Grand Luo Immortal yang cemas itu terhenti langkahnya ketika mendengar kata-kata Sang Pendeta Abadi. Jika bahkan seorang Pendeta Abadi dari Sekte Petir harus bersikap sopan dan hormat kepada Master Pil Mo, dia pasti bukan orang biasa.
 
Qi Junyi berjalan ke arah mereka dan mengepalkan tinjunya juga, “Guru Pil Mo, ini adalah perseteruan pribadi antara Sekte Petir dan Biara Meditasi, jadi saya ingin meminta Guru Pil Mo untuk tidak ikut campur dalam hal ini.”
 
Saat menyadari betapa ketakutannya Su Xi, Mo Wuji mengangkat tangannya dan Su Xi merasakan energi kuat yang menahannya saat ia berdiri tanpa sadar. Meskipun Mo Wuji dan Su Xi berada di Tahap Dewa Yi Agung, kenyataannya Mo Wuji jauh lebih kuat daripada Su Xi.
 
“Adik perempuan Su Xi, roh primordial gurumu sedang menghilang dan vitalitasnya lemah. Dia sudah mati dan sekuat apa pun aku, aku tidak mampu menghidupkan kembali orang mati,” kata Mo Wuji meminta maaf, dan sambil berbicara, dia mengangkat tangannya dan mengirimkan aliran energi vitalitas ke tubuh Yuan Yi.
 
Kata-kata Mo Wuji benar karena ketika Cen Shuyin jatuh, hal yang beruntung adalah roh primordialnya yang utuh berhasil memasuki Alam Bawah Yin. Namun, roh primordial Yuan Yi hampir menghilang, jadi bagaimana dia bisa menyelamatkannya?
 
Setelah menerima aliran vitalitas Mo Wuji, Yuan Yi terbangun.

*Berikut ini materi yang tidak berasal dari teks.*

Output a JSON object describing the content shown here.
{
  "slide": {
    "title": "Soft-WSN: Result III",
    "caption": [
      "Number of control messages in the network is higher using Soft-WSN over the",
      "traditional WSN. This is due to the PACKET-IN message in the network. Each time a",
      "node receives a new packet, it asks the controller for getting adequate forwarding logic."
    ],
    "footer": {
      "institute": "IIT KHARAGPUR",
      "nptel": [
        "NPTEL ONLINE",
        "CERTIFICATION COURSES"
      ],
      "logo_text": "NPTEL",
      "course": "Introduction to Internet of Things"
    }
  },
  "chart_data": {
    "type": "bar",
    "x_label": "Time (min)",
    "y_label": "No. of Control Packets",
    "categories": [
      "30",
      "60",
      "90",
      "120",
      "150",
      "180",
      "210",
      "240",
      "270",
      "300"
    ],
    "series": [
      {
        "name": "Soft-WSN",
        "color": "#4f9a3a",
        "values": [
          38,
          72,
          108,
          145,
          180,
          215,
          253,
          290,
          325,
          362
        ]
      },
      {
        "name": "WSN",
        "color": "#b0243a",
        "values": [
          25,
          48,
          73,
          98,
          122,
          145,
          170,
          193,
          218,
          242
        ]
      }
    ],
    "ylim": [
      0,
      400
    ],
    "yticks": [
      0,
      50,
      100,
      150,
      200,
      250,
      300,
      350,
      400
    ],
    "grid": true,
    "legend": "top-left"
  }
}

Bahkan tepat sebelum kematiannya, ia berhasil menyadari betapa gentingnya situasi muridnya. Ia mengeluarkan cincin di tangannya dan meletakkannya di tangan Su Xi sebelum berkata kepada Mo Wuji, “Guru Obat Mo, Biara Meditasi saya selalu memiliki garis suksesi langsung, jadi saya ingin memohon kepada Guru Obat Mo untuk menyelamatkan nyawa Su Xi. Adapun sisanya, Guru Obat Mo bisa melakukan apa pun yang Anda inginkan… Su Xi, kau harus mendengarkan Guru Obat Mo, kau…”
 
Aliran vitalitas ini memungkinkan Yuan Yi untuk menyampaikan apa yang ingin dia katakan dalam napas terakhirnya, tetapi sayangnya, bahkan sebelum dia dapat menyampaikan keinginannya sepenuhnya, roh primordialnya telah sepenuhnya lenyap.
 

 
Rumah Besar Castellan di Kota Ngarai Surgawi.
 
Orang yang berdiri di depan Ku Zhu adalah seorang Raja Abadi berjubah abu-abu yang bergegas berkata, “Tuan Yuan Yi dari Biara Meditasi telah merobek susunan pembatas Kota Jurang Surgawi tetapi ditemukan tewas di pintu masuk Rumah Peristirahatan Jurang Surgawi. Sekte Petir termasuk Tetua Qi Junyi ingin membawa muridnya, Su Xi, pergi…”
 
Ku Zhu mengangguk karena ia tentu saja menyadari alasan di balik tindakan ini. Yuan Yi hanya mencari kematian dengan berpikir ia akan benar-benar menemukan Qi Junyi untuk pertukaran tersebut. Untungnya ia berhasil kembali ke Kota Jurang Surgawi hidup-hidup. Namun, tidak ada yang bisa berharap untuk tetap hidup setelah berani merobek susunan pembatas Kota Jurang Surgawi. Karena Yuan Yi telah jatuh, muridnya harus bertanggung jawab atas hal itu.
 
Tepat ketika Ku Zhu hendak memerintahkan anak buahnya untuk membawa murid Yuan Yi kembali ke rumah besar penguasa kastil, Raja Abadi berjubah abu-abu melanjutkan, “Ahli Pil Mo dari Rumah Peristirahatan Jurang Surgawi memutuskan untuk ikut campur karena tampaknya dia memiliki kesepakatan pribadi dengan Yuan Yi. Dia saat ini sedang bernegosiasi dengan anggota Sekte Petir. Haruskah aku membawanya ke sini terlebih dahulu?”
 
“Tunggu sebentar…” Setelah mendengar bahwa Mo Wuji ikut campur dalam insiden ini, Ku Zhu menjawab, “Pergilah setelah negosiasi mereka selesai.”